Hey there. I just bought a new computer With a Thermaltake Soprano Case and an Asus P5NE-SLI Mobo. The case has one wire from the front audio ports with two headers AZALIA or AC '97 when reading the case manual it says that if i plug in the wrong header it will ruin my mobo. Does anyone know which one i need to plug in? as well as could someone explain the difference between Azalia and AC'97?


----------



## smz

Simple definition between Azalia and AC'97 is the older spec vs the newer spec. In short, Azalia is one of many references to high definition audio. AC'97 has been around for a long time and more or less was the certification of onboard audio or generic audio chipsets on a soundcard. This is pre HD audio days.

As for that warning or frying? I would like to hear someone elses take on this because I wasn't aware the header on a m/b is any different for HD.

The case connector most of the time is an addon where you want the audio jack in the front of the computer or wherever the case mounts it. I know on the USB connectors on a case, they generally have one hole blocked to avoid plugging it in to the wrong source or backwards.


----------



## bat21

Azalia isn't a spec per-say it's a CMI Hi-Definition codec (CMI 8768-9888 etc..) AC97 is a true specification _standard_ as it pertains to generalized computer audio and both realtek, and c-media falls under that spec as do many of the older realtek and cmi codecs.
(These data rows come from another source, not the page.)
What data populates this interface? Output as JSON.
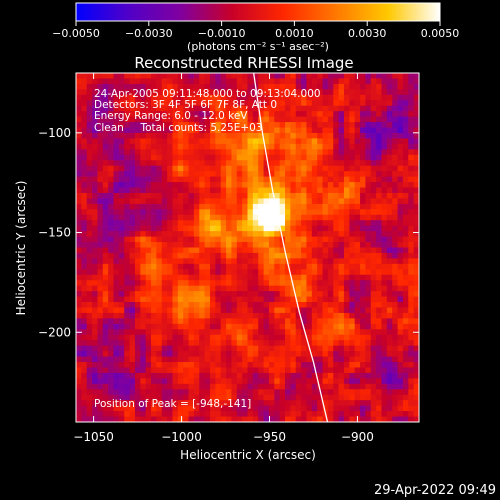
{
  "chart_data": {
    "type": "heatmap",
    "title": "Reconstructed RHESSI Image",
    "xlabel": "Heliocentric X (arcsec)",
    "ylabel": "Heliocentric Y (arcsec)",
    "xlim": [
      -1060,
      -865
    ],
    "ylim": [
      -245,
      -70
    ],
    "x_ticks": [
      -1050,
      -1000,
      -950,
      -900
    ],
    "x_tick_labels": [
      "−1050",
      "−1000",
      "−950",
      "−900"
    ],
    "y_ticks": [
      -100,
      -150,
      -200
    ],
    "y_tick_labels": [
      "−100",
      "−150",
      "−200"
    ],
    "colorbar": {
      "min": -0.005,
      "max": 0.005,
      "ticks": [
        -0.005,
        -0.003,
        -0.001,
        0.001,
        0.003,
        0.005
      ],
      "tick_labels": [
        "−0.0050",
        "−0.0030",
        "−0.0010",
        "0.0010",
        "0.0030",
        "0.0050"
      ],
      "units": "(photons cm⁻² s⁻¹ asec⁻²)",
      "colormap": [
        "#0000ff",
        "#5000c8",
        "#8000a0",
        "#c80028",
        "#ff2800",
        "#ff7800",
        "#ffc800",
        "#ffffff"
      ]
    },
    "annotations": [
      "24-Apr-2005 09:11:48.000 to 09:13:04.000",
      "Detectors: 3F 4F 5F 6F 7F 8F, Att 0",
      "Energy Range: 6.0 - 12.0 keV",
      "Clean     Total counts: 5.25E+03"
    ],
    "peak_label": "Position of Peak = [-948,-141]",
    "peak": {
      "x": -948,
      "y": -141
    },
    "limb": [
      {
        "x": -959,
        "y": -70
      },
      {
        "x": -954,
        "y": -100
      },
      {
        "x": -948,
        "y": -130
      },
      {
        "x": -941,
        "y": -160
      },
      {
        "x": -933,
        "y": -190
      },
      {
        "x": -925,
        "y": -215
      },
      {
        "x": -917,
        "y": -245
      }
    ],
    "sources": [
      {
        "x": -948,
        "y": -140,
        "amp": 0.0058,
        "sigma": 7
      },
      {
        "x": -955,
        "y": -145,
        "amp": 0.0022,
        "sigma": 18
      },
      {
        "x": -965,
        "y": -105,
        "amp": 0.003,
        "sigma": 12
      },
      {
        "x": -930,
        "y": -110,
        "amp": 0.0028,
        "sigma": 10
      },
      {
        "x": -910,
        "y": -130,
        "amp": 0.0022,
        "sigma": 8
      },
      {
        "x": -985,
        "y": -150,
        "amp": 0.0026,
        "sigma": 10
      },
      {
        "x": -1000,
        "y": -115,
        "amp": 0.002,
        "sigma": 8
      },
      {
        "x": -995,
        "y": -185,
        "amp": 0.0024,
        "sigma": 9
      },
      {
        "x": -935,
        "y": -175,
        "amp": 0.002,
        "sigma": 9
      },
      {
        "x": -965,
        "y": -200,
        "amp": 0.0022,
        "sigma": 8
      },
      {
        "x": -1020,
        "y": -165,
        "amp": 0.0016,
        "sigma": 8
      },
      {
        "x": -910,
        "y": -200,
        "amp": 0.0014,
        "sigma": 8
      },
      {
        "x": -1040,
        "y": -135,
        "amp": -0.0014,
        "sigma": 12
      },
      {
        "x": -1040,
        "y": -215,
        "amp": -0.0014,
        "sigma": 12
      },
      {
        "x": -880,
        "y": -100,
        "amp": -0.0016,
        "sigma": 12
      },
      {
        "x": -880,
        "y": -225,
        "amp": -0.0014,
        "sigma": 12
      },
      {
        "x": -1045,
        "y": -85,
        "amp": -0.001,
        "sigma": 10
      }
    ]
  },
  "footer": {
    "timestamp": "29-Apr-2022 09:49"
  }
}
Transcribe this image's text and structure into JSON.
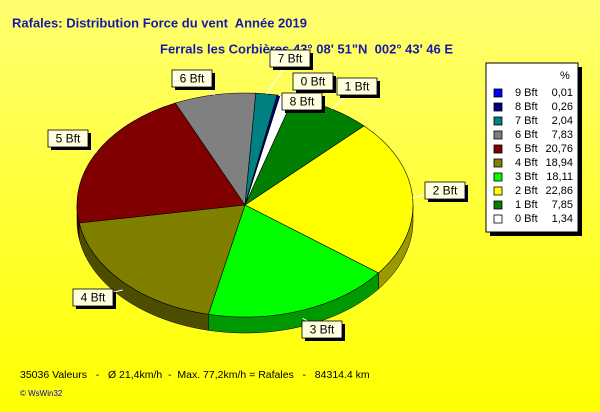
{
  "chart_data": {
    "type": "pie3d",
    "title": "Rafales: Distribution Force du vent  Année 2019",
    "subtitle": "Ferrals les Corbières 43° 08' 51\"N  002° 43' 46 E",
    "legend_header": "%",
    "categories": [
      "9 Bft",
      "8 Bft",
      "7 Bft",
      "6 Bft",
      "5 Bft",
      "4 Bft",
      "3 Bft",
      "2 Bft",
      "1 Bft",
      "0 Bft"
    ],
    "values": [
      0.01,
      0.26,
      2.04,
      7.83,
      20.76,
      18.94,
      18.11,
      22.86,
      7.85,
      1.34
    ],
    "value_labels": [
      "0,01",
      "0,26",
      "2,04",
      "7,83",
      "20,76",
      "18,94",
      "18,11",
      "22,86",
      "7,85",
      "1,34"
    ],
    "colors": [
      "#0000ff",
      "#000080",
      "#008080",
      "#808080",
      "#800000",
      "#808000",
      "#00ff00",
      "#ffff00",
      "#008000",
      "#ffffff"
    ],
    "footer": "35036 Valeurs   -   Ø 21,4km/h  -  Max. 77,2km/h = Rafales   -   84314.4 km",
    "credit": "© WsWin32"
  }
}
You have Realtek ALC-883 on your mobo so you would use the AC97 lead diagram for FP- case outs.


----------



## WindelRus

alexxx said:


> Hey there. I just bought a new computer With a Thermaltake Soprano Case and an Asus P5NE-SLI Mobo. The case has one wire from the front audio ports with two headers AZALIA or AC '97 when reading the case manual it says that if i plug in the wrong header it will ruin my mobo. Does anyone know which one i need to plug in? as well as could someone explain the difference between Azalia and AC'97?


----------



## smz

I dunno. My gigabyte mb 965g-ds3 is high definition on board and yes it's a realtek chip. But in order to turn on the audio. The bios has a toggle for Azalia. If you don't enable it, there is no on board sound. So I don't know what to tell you. This is an Intel 965 chipset. Definitely High Definition based for audio.



bat21 said:


> Azalia isn't a spec per-say it's a CMI Hi-Definition codec (CMI 8768-9888 etc..) AC97 is a true specification _standard_ as it pertains to generalized computer audio and both realtek, and c-media falls under that spec as do many of the older realtek and cmi codecs.
> 
> You have Realtek ALC-883 on your mobo so you would use the AC97 lead diagram for FP- case outs.


----------



## ebackhus

If memory serves, Azalia is the standard used now by SoundMax onboard codecs. It's digital and the BIOS setting you're talking about will tell it to use either digital out on the case jacks or analog out. AC'97 will allow case jack support. I haven;t tried the digital out as I lack a case with audio jacks on it.

Come to think of it, the person with that case owes me $200 for the computer it houses...


----------